- Pero ¡claro! ¡Te lo estoy diciendo! ¡Sí que te quiero!-. Las palabras eran distintas pero el tono de fastidio, el de siempre. Mamá, sentada sobre el inodoro y apoyando los talones sobre el bidet, terminaba de dar las últimas pinceladas a las uñas de los pies. Entre la oreja y el hombro sostenía el teléfono, llevaba sólo ropa interior y un gran rulero surcado por ganchos y pelos que iban y venían.
Estaba de espaldas, con la puerta del baño abierta. Yo sostenía el café que solía llevarle antes de que partiera para ese trabajo que la borraba de mi vida casi doce horas al día.
Tenía diez años y la escena permanece como una imagen congelada en mi memoria; fue cuando entendí que los códigos familiares (gritos, insultos, portazos) eran costumbre necesaria.
Papá se había ido hacía algunos meses y mi casa era lo más parecido a un pantano.
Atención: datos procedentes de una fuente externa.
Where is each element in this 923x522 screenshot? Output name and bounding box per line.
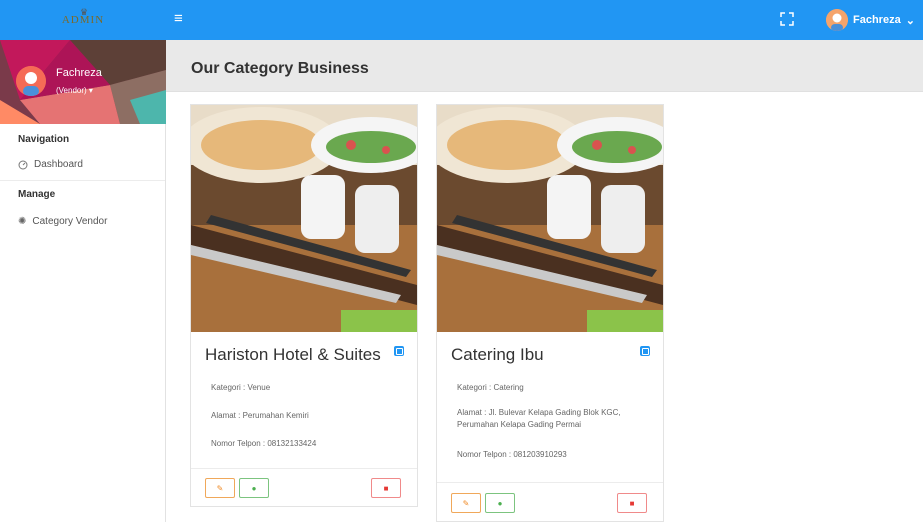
view-button[interactable]: ● <box>485 493 515 513</box>
page-title: Our Category Business <box>191 60 369 77</box>
sidebar-item-label: Category Vendor <box>32 216 108 227</box>
chevron-down-icon: ⌄ <box>905 14 915 27</box>
delete-button[interactable]: ■ <box>371 478 401 498</box>
avatar <box>826 9 848 31</box>
card-title: Catering Ibu <box>451 345 544 364</box>
business-card: Hariston Hotel & Suites Kategori : Venue… <box>190 104 418 507</box>
eye-icon: ● <box>497 498 503 508</box>
edit-icon: ✎ <box>462 498 470 508</box>
trash-icon: ■ <box>629 498 635 508</box>
profile-name: Fachreza <box>56 67 102 79</box>
edit-button[interactable]: ✎ <box>205 478 235 498</box>
gear-icon: ✺ <box>18 216 27 227</box>
nav-heading-manage: Manage <box>18 189 56 200</box>
trash-icon: ■ <box>383 483 389 493</box>
delete-button[interactable]: ■ <box>617 493 647 513</box>
dashboard-icon <box>18 160 28 169</box>
edit-icon[interactable] <box>640 346 650 356</box>
eye-icon: ● <box>251 483 257 493</box>
card-category: Kategori : Venue <box>211 383 271 392</box>
top-navbar: ♛ ADMIN ≡ Fachreza ⌄ <box>0 0 923 40</box>
main-content: Hariston Hotel & Suites Kategori : Venue… <box>166 92 923 522</box>
card-address: Alamat : Jl. Bulevar Kelapa Gading Blok … <box>457 408 621 429</box>
card-image <box>437 105 663 332</box>
profile-role-label: (Vendor) <box>56 86 87 95</box>
edit-button[interactable]: ✎ <box>451 493 481 513</box>
nav-heading-navigation: Navigation <box>18 134 70 145</box>
edit-icon[interactable] <box>394 346 404 356</box>
card-category: Kategori : Catering <box>457 383 524 392</box>
view-button[interactable]: ● <box>239 478 269 498</box>
edit-icon: ✎ <box>216 483 224 493</box>
fullscreen-icon[interactable] <box>780 12 794 26</box>
card-phone: Nomor Telpon : 081203910293 <box>457 450 567 459</box>
caret-down-icon: ▾ <box>88 86 93 95</box>
user-name: Fachreza <box>853 14 901 26</box>
sidebar-item-dashboard[interactable]: Dashboard <box>0 159 165 170</box>
sidebar-item-category-vendor[interactable]: ✺ Category Vendor <box>0 216 165 227</box>
business-card: Catering Ibu Kategori : Catering Alamat … <box>436 104 664 522</box>
crown-icon: ♛ <box>80 7 89 17</box>
sidebar-profile: Fachreza (Vendor) ▾ <box>0 40 166 124</box>
app-logo[interactable]: ♛ ADMIN <box>0 0 166 40</box>
card-phone: Nomor Telpon : 08132133424 <box>211 439 317 448</box>
avatar <box>16 66 46 96</box>
card-title: Hariston Hotel & Suites <box>205 345 381 364</box>
sidebar: Fachreza (Vendor) ▾ Navigation Dashboard… <box>0 40 166 522</box>
profile-role-dropdown[interactable]: (Vendor) ▾ <box>56 86 93 95</box>
menu-toggle-icon[interactable]: ≡ <box>174 10 183 27</box>
card-footer: ✎ ● ■ <box>437 482 663 522</box>
card-image <box>191 105 417 332</box>
user-menu[interactable]: Fachreza ⌄ <box>826 9 915 31</box>
card-address: Alamat : Perumahan Kemiri <box>211 411 309 420</box>
page-header: Our Category Business <box>166 40 923 92</box>
card-footer: ✎ ● ■ <box>191 468 417 508</box>
sidebar-item-label: Dashboard <box>34 159 83 170</box>
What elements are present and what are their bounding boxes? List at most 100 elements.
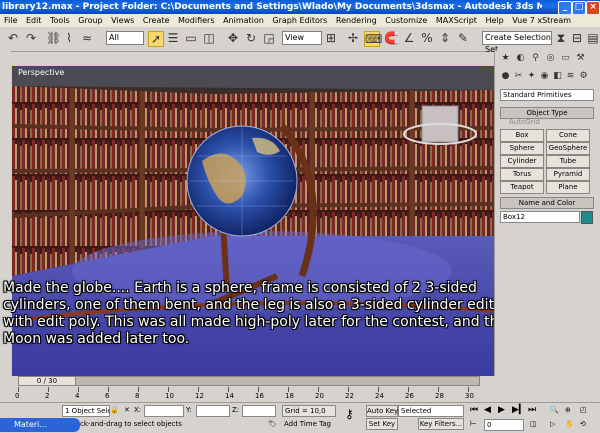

Antes de echarse a mudar le habló a mi hermano de otra mujer. Yo estaba presente –visiblemente presente- pero la conversación era entre ellos. A mí me anunció oficialmente su partida con una pregunta:
-¿Y ahora quién va a traerme la cucharada de miel a la noche?
Estaba en el colegio cuando mudó sus cosas. Esa misma noche mi hermano destrozó a golpes un televisor, dos cuadros y una guitarra.
Después, el silencio. Un silencio lacerante. No se hablaba de nada, pasado y futuro eran dos palabras prohibidas.
Cada tanto venía mi abuela a increpar a mi mamá. Mi abuela, su mamá, la misma que se desmayó cuando le contó la novedad.
Separados funcionaron peor que juntos. Mamá no sabía cómo manejar las puteadas de mi hermano –más fuertes que las de cualquiera- y papá había concluido en que su vida era un certero sinsentido.
Un día llegó un huevo de pascua de esos que están en la vidriera y que se sortean en confiterías paquetas de tan grandes que son. “Para mis hijos. Lo único rescatable de mi vida” decía la tarjeta.
Al poco tiempo volvió, previa charla con mamá –esa de la mañana en la que se pintó las uñas de los pies y nunca le llegó el café-. Yo respiré aliviada, mamá tenía otro semblante porque, eso era una verdad ineluctable, la soledad la aterraba. Entonces papá empezó a viajar mucho por trabajo. Venía, gritaba un poco y se volvía a ir. Un día tuvo un accidente en la ruta y mamá lo fue a buscar en ambulancia aérea. Con un razonamiento novelesco asumí que, ahora sí, todo iba a cambiar. Papá llegaría de madrugada, mientras yo dormía.
Apenas me levanté, en un impulso primario, corrí hasta su cuarto y entré sin avisar. “¿Qué mierda hacés acá?”, dijo, no sé si por haberlo pescado en calzoncillos o en el medio de una discusión. La vista se me fijó en los puntos que le surcaban el estómago, una anécdota ya olvidada para él.
La vez que escuché “¡Sí que te quiero!” fue la única que lloré por ellos. Y también por mí.
Se separaron, definitivamente, cuando cumplí treinta años. “Podés pasar a buscar tus cosas a partir de la semana que viene” la escuché decir a mamá mientras velaba a mi abuela, en el único momento que papá se acercó a saludarla.
Ivana Dimitrich
Qué buena selección de momentos has hecho Ivana para describir en pocas líneas estas uniones sostenidas por el temor a la soledad.